With nine holes to play in The Open at Royal Birkdale the 34-year-old from Stoke was one off the lead and in with a great chance of making his first European Tour victory the biggest one imaginable.
Defending champion Padraig Harrington, of course, was the one who rose to the occasion magnificently, but while the Dubliner will long remember the eagle three on the 17th that sealed it Wakefield took away rather different memories of the same hole.
“I’ve been waking up feeling sick about it,” he said, painfully recalling the triple bogey eight which meant he tumbled to 19th place.
“I was dumbstruck. I still can’t believe nobody found my ball. You don’t lose a ball at The Open, but then the next one hit somebody and went out of bounds.
“It was just so frustrating and it was horrific driving home that night, but I’ve had so many lovely letters and cards and there are lots of positives I can take from the week too.
“Even Robbie Williams (also from Stoke) tried to get in touch with me. He rang my old number, though, and when I was told he’d called I rang a number in Los Angeles and he wasn’t in.
“It’s great to know that somebody as famous as him was paying attention to what I was doing.”
Wakefield, now at the SAS Masters in Sweden, added: “If I went back to the 10th tee I would definitely be more prepared.
“It was unfamiliar territory for me to be in that position in a major. I didn’t know whether to attack or defend and I was probably too aggressive.”
While the golf tour moved on to America for the Bridgestone world championship and US PGA Wakefield, yet to play in a major in the States, went on holiday.
He resumes his career 71st on the Order of Merit and 220th in the world – not the star attraction he hoped he might be after Birkdale, but with the confidence boost that comes from getting into contention on the grandest stage there is.
Finn Mikko Ilonen is this week’s defending champion, but German Martin Kaymer would have been in that position if he had birdied rather than double-bogeyed the final hole last year.

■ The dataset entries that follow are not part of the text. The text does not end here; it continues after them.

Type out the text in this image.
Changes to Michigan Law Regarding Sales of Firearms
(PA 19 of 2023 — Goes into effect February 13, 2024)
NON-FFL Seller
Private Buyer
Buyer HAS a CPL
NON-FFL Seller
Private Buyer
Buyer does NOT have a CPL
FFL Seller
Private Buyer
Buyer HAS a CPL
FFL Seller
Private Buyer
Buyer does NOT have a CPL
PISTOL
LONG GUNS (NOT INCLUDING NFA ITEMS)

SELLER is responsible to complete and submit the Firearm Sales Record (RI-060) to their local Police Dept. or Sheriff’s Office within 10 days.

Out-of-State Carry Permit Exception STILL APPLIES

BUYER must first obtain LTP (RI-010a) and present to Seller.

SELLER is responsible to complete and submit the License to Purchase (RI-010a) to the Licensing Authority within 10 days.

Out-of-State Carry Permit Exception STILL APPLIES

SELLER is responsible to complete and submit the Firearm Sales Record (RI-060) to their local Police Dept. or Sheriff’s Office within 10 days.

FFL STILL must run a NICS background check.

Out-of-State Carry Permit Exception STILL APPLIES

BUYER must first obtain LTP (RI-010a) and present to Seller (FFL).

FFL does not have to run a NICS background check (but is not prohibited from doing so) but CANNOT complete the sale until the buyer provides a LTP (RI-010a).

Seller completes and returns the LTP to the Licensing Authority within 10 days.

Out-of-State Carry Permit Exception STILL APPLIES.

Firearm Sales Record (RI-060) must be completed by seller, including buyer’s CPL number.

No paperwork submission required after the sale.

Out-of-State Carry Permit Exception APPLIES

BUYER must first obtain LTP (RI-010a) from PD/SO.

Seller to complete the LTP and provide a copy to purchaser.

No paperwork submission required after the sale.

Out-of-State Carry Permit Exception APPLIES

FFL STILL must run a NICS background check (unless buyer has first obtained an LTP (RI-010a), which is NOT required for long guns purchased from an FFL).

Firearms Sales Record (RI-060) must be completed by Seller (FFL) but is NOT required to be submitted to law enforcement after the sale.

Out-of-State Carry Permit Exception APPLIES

Now Kaymer’s aim is to get back into position to qualify for a Ryder Cup debut.
Knocked out of a top 10 spot by Sergio Garcia’s second place finish in the US PGA, Kaymer hopes to take advantage of the absence of Justin Rose, Oliver Wilson and Soren Hansen – the players currently lying eighth, ninth and 10th in the standings.
A top three finish would take Kaymer past all of them, but amongst those he is doing battle with this week is DJ Trahan, one of the leading candidates for an American wild card, and Bristol’s Chris Wood, who is making his professional debut four weeks after his spectacular fifth place at The Open.